Repeating the same procedure as in my other answer $$\left( \begin{array}{cc} x_{\text{given}} & x_{\text{calc}} \\ 1.0 & 0.99726 \\ 1.1 & 1.09810 \\ 1.2 & 1.19884 \\ 1.3 & 1.29941 \\ 1.4 & 1.39978 \\ 1.5 & 1.49996 \\ 1.6 & 1.59999 \\ 1.7 & 1.69990 \\ 1.8 & 1.79974 \\ 1.9 & 1.89954 \\ 2.0 & 1.99936 \\ 2.1 & 2.09922 \\ 2.2 & 2.19917 \\ 2.3 & 2.29921 \\ 2.4 & 2.39936 \\ 2.5 & 2.49961 \\ 2.6 & 2.59994 \\ 2.7 & 2.70029 \\ 2.8 & 2.80061 \\ 2.9 & 2.90081 \\ 3.0 & 3.00076 \\ 3.1 & 3.10033 \end{array} \right)$$

Answer 5

Due to their transcendental nature an exact inverse relation cannot be defined. A numerical iteration supplies exact heights.

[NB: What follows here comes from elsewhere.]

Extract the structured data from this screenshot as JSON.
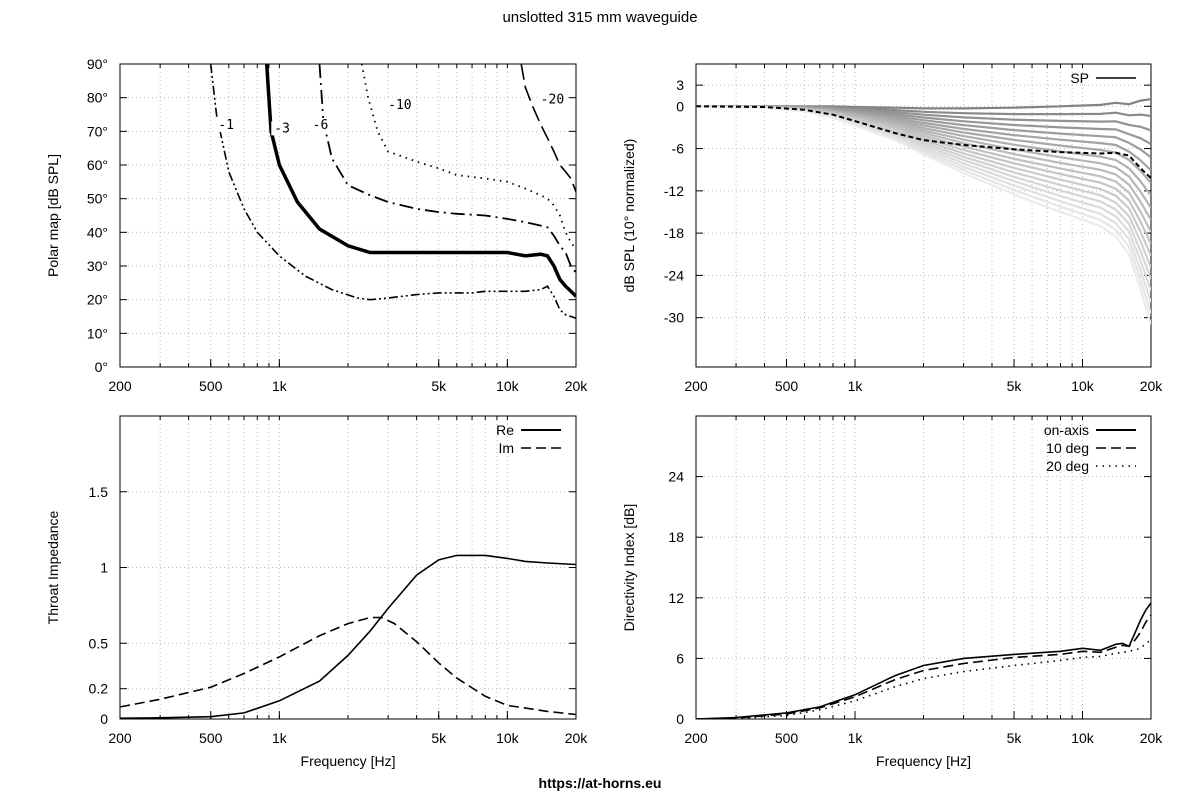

In the following a differential equation approach is chosen and set up in Mathematica. Started with parametrization on $t$ but ended up as normal ODE to output height $h$ as dependent variable. It is integrated to read off y-axis water heights at desired x-axis volume fraction of cylindrical tank ( three outputs shown) :

$$ x= \dfrac{A}{\pi R^2}=\dfrac{t-\sin t}{2 \pi};\, y= \dfrac{h}{R}=1-\cos t/2\, $$ $$ x'=\dfrac{1 - \cos t}{2 \pi}; \,y'= \dfrac12 \,\sin t/2 $$

$$ \dfrac{dy}{dx}=\dfrac{y'}{x'}=\pi \dfrac {\sqrt{1-(1-y)^2}}{2 ( 1- \cos^2 t/2})= \dfrac{\pi/2}{\sqrt{y(1-y)}}$$

 niveau = {Y'[x] == (Pi/2)/Sqrt[Y[x] (2 - Y[x])], Y[0] == 10^-8};
    NDSolve[niveau, Y, {x, 0, xm}];
    y[u_] = Y[u] /. First[%];
    Plot[y[x], {x, 0., 1}, GridLines -> Automatic, AspectRatio -> 1, 
     PlotStyle -> {Blue, Thick}, Axes -> True, 
     AxesLabel -> {AreaFraction, Height}]
    {y[0.2].y[0.6], y[0.85]}
    ParametricPlot[{(t - Sin[t])/(2 Pi), (1 - Cos[t/2])}, {t, 0, 2 Pi}, 
     AspectRatio -> 1, PlotStyle -> {Blue, Thick}, GridLines -> Automatic,
      Axes -> True, AxesLabel -> {AreaFraction, Height}]

Integrated and direct plots are seen to be identical.